Здесь все схвачено предельно четко — отец, беспощадно пожирающий детей сразу после их рождения, абсолютно неуязвим87. Именно снисходительность, любовь отца и отражается в тех роковых ошибках Антагониста, которые ведут Героя к неминуемой победе. Петер Анспач, видя одни и те же типичные ошибки бесконечного ряда злодеев, учит идеального Антагониста надежным способам изначально блокировать все возможности появления Героя.

18. У меня не будет сына. Хотя его смехотворная попытка захватить власть и провалится, она может отвлечь мое внимание в критический момент времени.

19. У меня не будет дочери. Она будет так же красива, как и зла, но стоит ей взглянуть на одетого в рванье героя и она предаст собственного отца.

69. Все частные акушерки будут высланы из страны. Все дети будут рождаться в государственных госпиталях. Сироты будут помещаться в приюты, а не бросаться в лесу, где их могут вырастить дикие звери.

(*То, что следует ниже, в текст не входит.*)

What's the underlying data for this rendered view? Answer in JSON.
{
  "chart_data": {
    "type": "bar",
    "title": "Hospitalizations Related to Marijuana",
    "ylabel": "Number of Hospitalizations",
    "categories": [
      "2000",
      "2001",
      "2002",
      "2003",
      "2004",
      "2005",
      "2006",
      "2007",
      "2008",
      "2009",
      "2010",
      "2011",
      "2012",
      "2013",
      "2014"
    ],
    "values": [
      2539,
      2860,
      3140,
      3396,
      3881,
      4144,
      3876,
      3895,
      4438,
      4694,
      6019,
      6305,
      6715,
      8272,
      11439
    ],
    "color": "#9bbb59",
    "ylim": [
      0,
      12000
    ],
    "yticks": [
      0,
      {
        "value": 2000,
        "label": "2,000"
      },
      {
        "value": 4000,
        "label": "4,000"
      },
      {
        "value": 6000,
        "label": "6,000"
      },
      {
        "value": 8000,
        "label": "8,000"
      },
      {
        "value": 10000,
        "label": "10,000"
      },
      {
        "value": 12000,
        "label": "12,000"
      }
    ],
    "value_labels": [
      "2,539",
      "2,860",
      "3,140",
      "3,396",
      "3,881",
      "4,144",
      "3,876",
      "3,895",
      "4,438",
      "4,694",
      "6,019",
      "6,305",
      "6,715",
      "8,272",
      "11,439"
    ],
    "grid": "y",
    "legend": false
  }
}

98. Если привлекательная юная парочка приедет в мою страну, я буду внимательно следить за ними. Если они нежны друг к другу и счастливы, я их проигнорирую. Но если выяснится, что обстоятельства свели их против их желания и что они проводят большую часть времени, ругаясь и критикуя друг друга, за исключением моментов, когда спасают друг другу жизнь (и только при этом возникают намеки на сексуальные отношения), я немедленно потребую их казни.